I'm looking for some alternative approaches to online\stochastic gradient descent for online optimization such that
1) there exists some proof about the convergence of the parameters to some compact set
2) asymptotically the parameters are able to achieve some good performance (with respect to a given optimality criteria), which can consists also in a local minima.
edit: (more details)
The problem in question is a multi-input-single-output identification problem, in which I have a continuous function $y:H\subset\mathbb{R}^d\to\mathbb R$ depending on some variable $x\in H$. The goal is to create a good model for $y$ once known some samples of the variable $x$ and the corresponding value $y(x)$.
In other words, let $\mathcal M_\theta$ be a class of possible models, in which each member $m_\theta : H \to \mathbb{R}$ (which is a suitable model for $y$) is indexed by a set of parameters $\theta\in\mathbb{R}^m$. Let $Z_N =\{(y(x_i),x_i)\mid \,x_i\in\mathbb{R}^d\,,i=\,\dots,N\}$ be a set of $N$ measurements and let $V_{Z_N}(\theta):\mathbb{R}^m\to\mathbb R_{\ge 0}$ be a positive function of $\theta$ measuring the fitness of the model indexed by $\theta$ to the training set $Z_N$, then the goal is to find the "best" (in the sense of $V_{Z_N}$) model in $\mathcal{M}_\theta$. The model selection problem can be cast as the following optimization problem
$$
\hat{\theta} = \arg\min_{\theta\in\mathbb{R}^m} V_{Z_N}(\theta)
$$
where $V_{Z_N}(\theta)$ for instance can be taken as the sum of the squares of the prediction error along the dataset $Z_N$:
$$
V_{Z_N}(\theta) = \dfrac{1}{N} \sum_{i=1}^N \left\| y(x_i) - m_\theta(x_i)\right\|^2
$$
When the data set $Z_N$ is known in advance one can use all the optimization methods he wants, however in my case new elements of $Z_N$ comes "online", in the sense that my predictor $m_\theta$ lives in an hybrid time domain in which st given time instant he obtains measurements of a underlying continuous process and he must learn sample by sample a good model for such process.
At any sampling time a new sample $(y(x_i),x_i)$ arrive, and in an infinite time horizon $Z_N$ can thus grow indefinitely.
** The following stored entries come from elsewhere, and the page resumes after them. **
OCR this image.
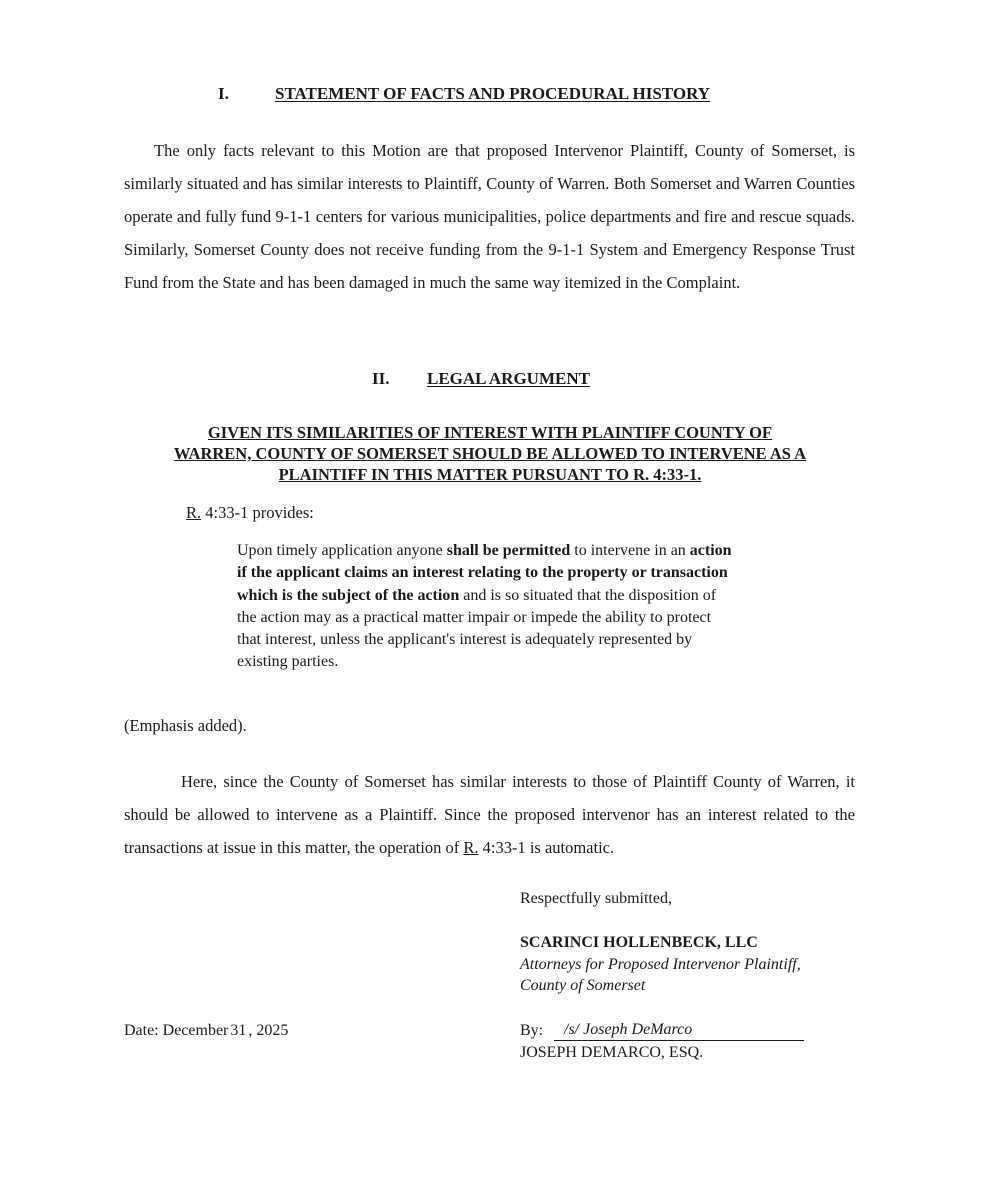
I.	STATEMENT OF FACTS AND PROCEDURAL HISTORY
The only facts relevant to this Motion are that proposed Intervenor Plaintiff, County of Somerset, is similarly situated and has similar interests to Plaintiff, County of Warren. Both Somerset and Warren Counties operate and fully fund 9-1-1 centers for various municipalities, police departments and fire and rescue squads. Similarly, Somerset County does not receive funding from the 9-1-1 System and Emergency Response Trust Fund from the State and has been damaged in much the same way itemized in the Complaint.
II. LEGAL ARGUMENT
GIVEN ITS SIMILARITIES OF INTEREST WITH PLAINTIFF COUNTY OF
WARREN, COUNTY OF SOMERSET SHOULD BE ALLOWED TO INTERVENE AS A
PLAINTIFF IN THIS MATTER PURSUANT TO R. 4:33-1.
R. 4:33-1 provides:
Upon timely application anyone shall be permitted to intervene in an action if the applicant claims an interest relating to the property or transaction which is the subject of the action and is so situated that the disposition of the action may as a practical matter impair or impede the ability to protect that interest, unless the applicant's interest is adequately represented by existing parties.
(Emphasis added).
Here, since the County of Somerset has similar interests to those of Plaintiff County of Warren, it should be allowed to intervene as a Plaintiff. Since the proposed intervenor has an interest related to the transactions at issue in this matter, the operation of R. 4:33-1 is automatic.
Respectfully submitted,
SCARINCI HOLLENBECK, LLC
Attorneys for Proposed Intervenor Plaintiff,
County of Somerset
Date: December 31 , 2025	By: /s/ Joseph DeMarco
JOSEPH DEMARCO, ESQ.
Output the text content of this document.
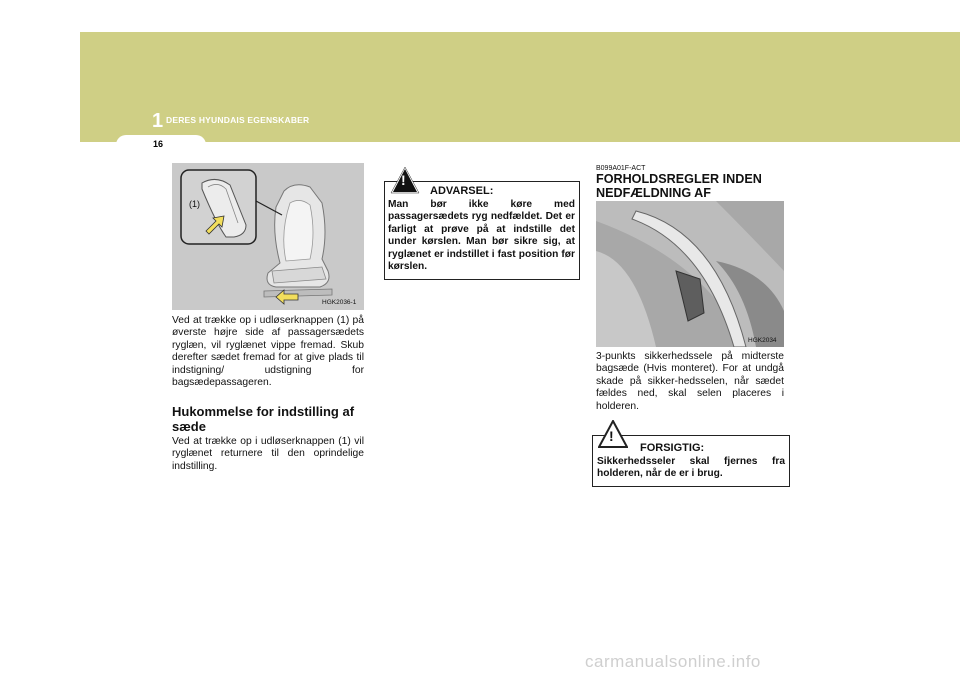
1 DERES HYUNDAIS EGENSKABER
16
(1)
HGK2036-1

Ved at trække op i udløserknappen (1) på øverste højre side af passagersædets ryglæn, vil ryglænet vippe fremad. Skub derefter sædet fremad for at give plads til indstigning/ udstigning for bagsædepassageren.

Hukommelse for indstilling af sæde

Ved at trække op i udløserknappen (1) vil ryglænet returnere til den oprindelige indstilling.

!
ADVARSEL:

Man bør ikke køre med passagersædets ryg nedfældet. Det er farligt at prøve på at indstille det under kørslen. Man bør sikre sig, at ryglænet er indstillet i fast position før kørslen.

B099A01F-ACT

FORHOLDSREGLER INDEN NEDFÆLDNING AF

HGK2034

3-punkts sikkerhedssele på midterste bagsæde (Hvis monteret). For at undgå skade på sikker-hedsselen, når sædet fældes ned, skal selen placeres i holderen.

!
FORSIGTIG:

Sikkerhedsseler skal fjernes fra holderen, når de er i brug.

carmanualsonline.info
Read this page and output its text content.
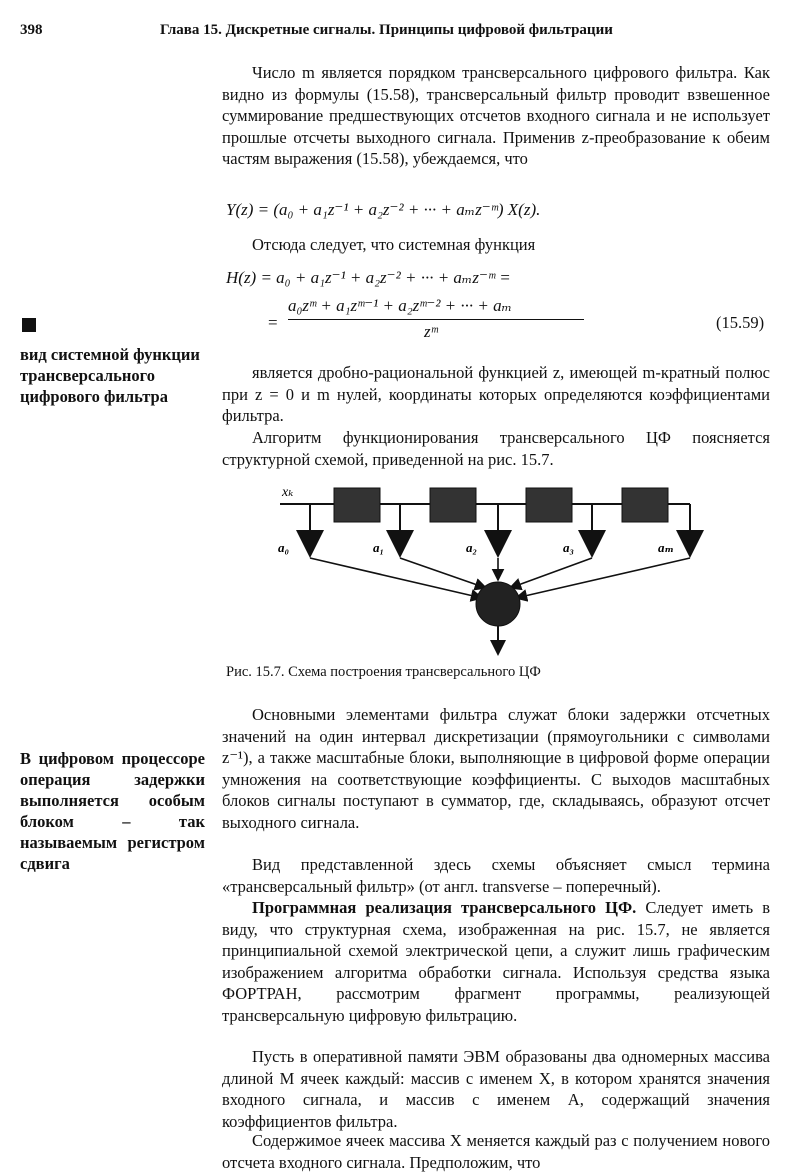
398	Глава 15. Дискретные сигналы. Принципы цифровой фильтрации

Число m является порядком трансверсального цифрового фильтра. Как видно из формулы (15.58), трансверсальный фильтр проводит взвешенное суммирование предшествующих отсчетов входного сигнала и не использует прошлые отсчеты выходного сигнала. Применив z-преобразование к обеим частям выражения (15.58), убеждаемся, что

Y(z) = (a₀ + a₁z⁻¹ + a₂z⁻² + ··· + aₘz⁻ᵐ) X(z).

Отсюда следует, что системная функция

H(z) = a₀ + a₁z⁻¹ + a₂z⁻² + ··· + aₘz⁻ᵐ =
=
a₀zᵐ + a₁zᵐ⁻¹ + a₂zᵐ⁻² + ··· + aₘ
zᵐ	(15.59)
вид системной функции трансверсального цифрового фильтра

является дробно-рациональной функцией z, имеющей m-кратный полюс при z = 0 и m нулей, координаты которых определяются коэффициентами фильтра.

Алгоритм функционирования трансверсального ЦФ поясняется структурной схемой, приведенной на рис. 15.7.

xₖ
a₀	a₁	a₂	a₃	aₘ
Рис. 15.7. Схема построения трансверсального ЦФ

Основными элементами фильтра служат блоки задержки отсчетных значений на один интервал дискретизации (прямоугольники с символами z⁻¹), а также масштабные блоки, выполняющие в цифровой форме операции умножения на соответствующие коэффициенты. С выходов масштабных блоков сигналы поступают в сумматор, где, складываясь, образуют отсчет выходного сигнала.

В цифровом процессоре операция задержки выполняется особым блоком – так называемым регистром сдвига	Вид представленной здесь схемы объясняет смысл термина «трансверсальный фильтр» (от англ. transverse – поперечный).

Программная реализация трансверсального ЦФ. Следует иметь в виду, что структурная схема, изображенная на рис. 15.7, не является принципиальной схемой электрической цепи, а служит лишь графическим изображением алгоритма обработки сигнала. Используя средства языка ФОРТРАН, рассмотрим фрагмент программы, реализующей трансверсальную цифровую фильтрацию.

Пусть в оперативной памяти ЭВМ образованы два одномерных массива длиной M ячеек каждый: массив с именем X, в котором хранятся значения входного сигнала, и массив с именем A, содержащий значения коэффициентов фильтра.

Содержимое ячеек массива X меняется каждый раз с получением нового отсчета входного сигнала. Предположим, что
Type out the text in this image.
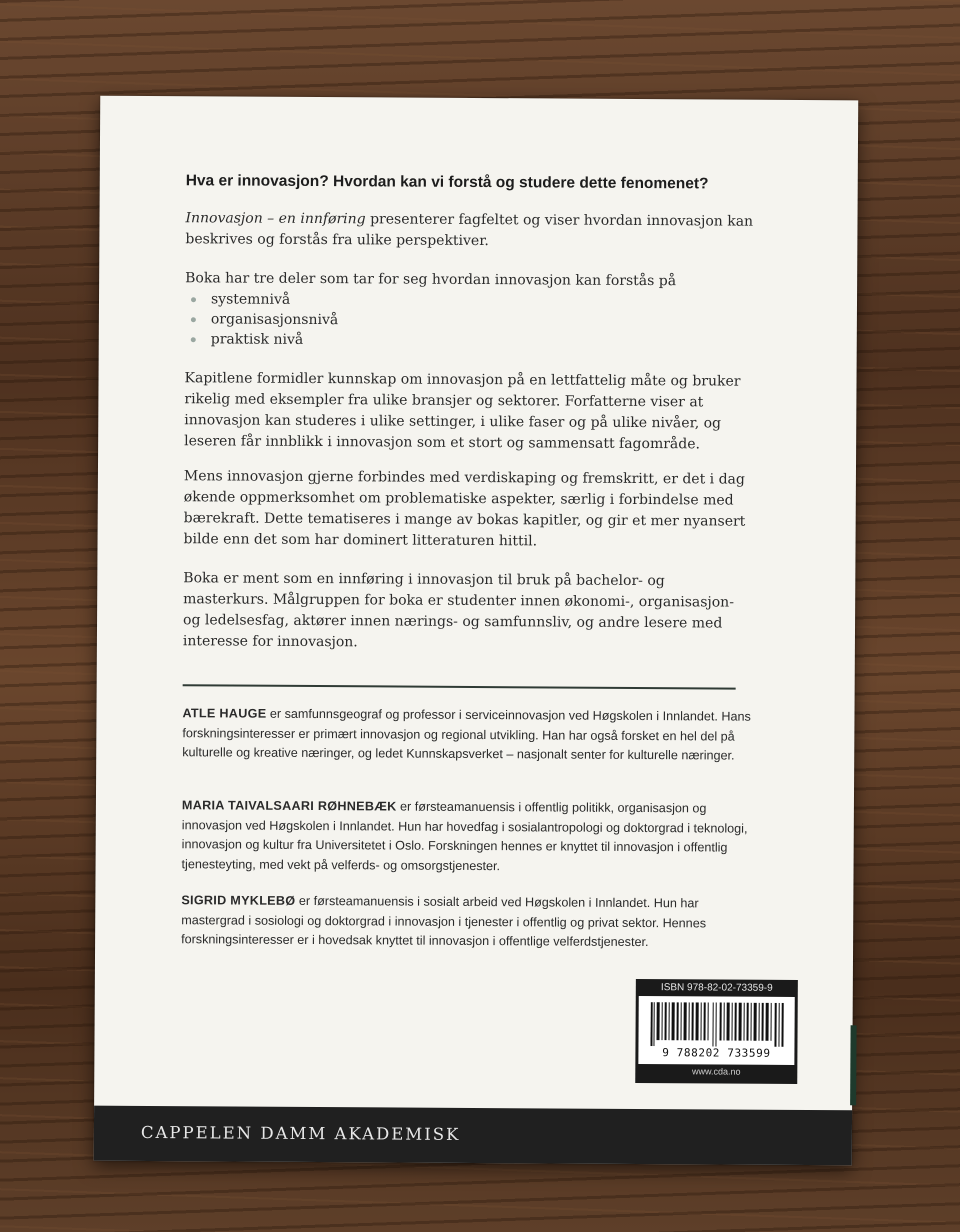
Hva er innovasjon? Hvordan kan vi forstå og studere dette fenomenet?

Innovasjon – en innføring presenterer fagfeltet og viser hvordan innovasjon kan beskrives og forstås fra ulike perspektiver.

Boka har tre deler som tar for seg hvordan innovasjon kan forstås på
systemnivå
organisasjonsnivå
praktisk nivå

Kapitlene formidler kunnskap om innovasjon på en lettfattelig måte og bruker rikelig med eksempler fra ulike bransjer og sektorer. Forfatterne viser at innovasjon kan studeres i ulike settinger, i ulike faser og på ulike nivåer, og leseren får innblikk i innovasjon som et stort og sammensatt fagområde.

Mens innovasjon gjerne forbindes med verdiskaping og fremskritt, er det i dag økende oppmerksomhet om problematiske aspekter, særlig i forbindelse med bærekraft. Dette tematiseres i mange av bokas kapitler, og gir et mer nyansert bilde enn det som har dominert litteraturen hittil.

Boka er ment som en innføring i innovasjon til bruk på bachelor- og masterkurs. Målgruppen for boka er studenter innen økonomi-, organisasjon- og ledelsesfag, aktører innen nærings- og samfunnsliv, og andre lesere med interesse for innovasjon.

ATLE HAUGE er samfunnsgeograf og professor i serviceinnovasjon ved Høgskolen i Innlandet. Hans forskningsinteresser er primært innovasjon og regional utvikling. Han har også forsket en hel del på kulturelle og kreative næringer, og ledet Kunnskapsverket – nasjonalt senter for kulturelle næringer.
MARIA TAIVALSAARI RØHNEBÆK er førsteamanuensis i offentlig politikk, organisasjon og innovasjon ved Høgskolen i Innlandet. Hun har hovedfag i sosialantropologi og doktorgrad i teknologi, innovasjon og kultur fra Universitetet i Oslo. Forskningen hennes er knyttet til innovasjon i offentlig tjenesteyting, med vekt på velferds- og omsorgstjenester.
SIGRID MYKLEBØ er førsteamanuensis i sosialt arbeid ved Høgskolen i Innlandet. Hun har mastergrad i sosiologi og doktorgrad i innovasjon i tjenester i offentlig og privat sektor. Hennes forskningsinteresser er i hovedsak knyttet til innovasjon i offentlige velferdstjenester.
ISBN 978-82-02-73359-9
9 788202 733599
www.cda.no
CAPPELEN DAMM AKADEMISK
For this reason even if at each time instant the whole $Z_N$ is known, it can be too big to apply some optimization which uses at each step all the samples. For this reason I'm interested in some estimation law that only used very few of the recent samples at each step, possibily relying of the previous estimate.
In particular I'm interested in the following problem: given an initial guess for the optimal parameters $\hat{\theta}_N$, find a recursion law of the kind $\hat{\theta}(i) = f(\hat{\theta}(i-1),y(i))$ which guarantees that the trajectory of $\hat{\theta}(i)$ converges to some compact set $\Theta$ and the restriction of $V_{Z_N}$ to $\Theta$ is a neighborhood of some local minima of $V_{Z_N}$, possibly as small as one wants by properly chosing $f(\cdot)$.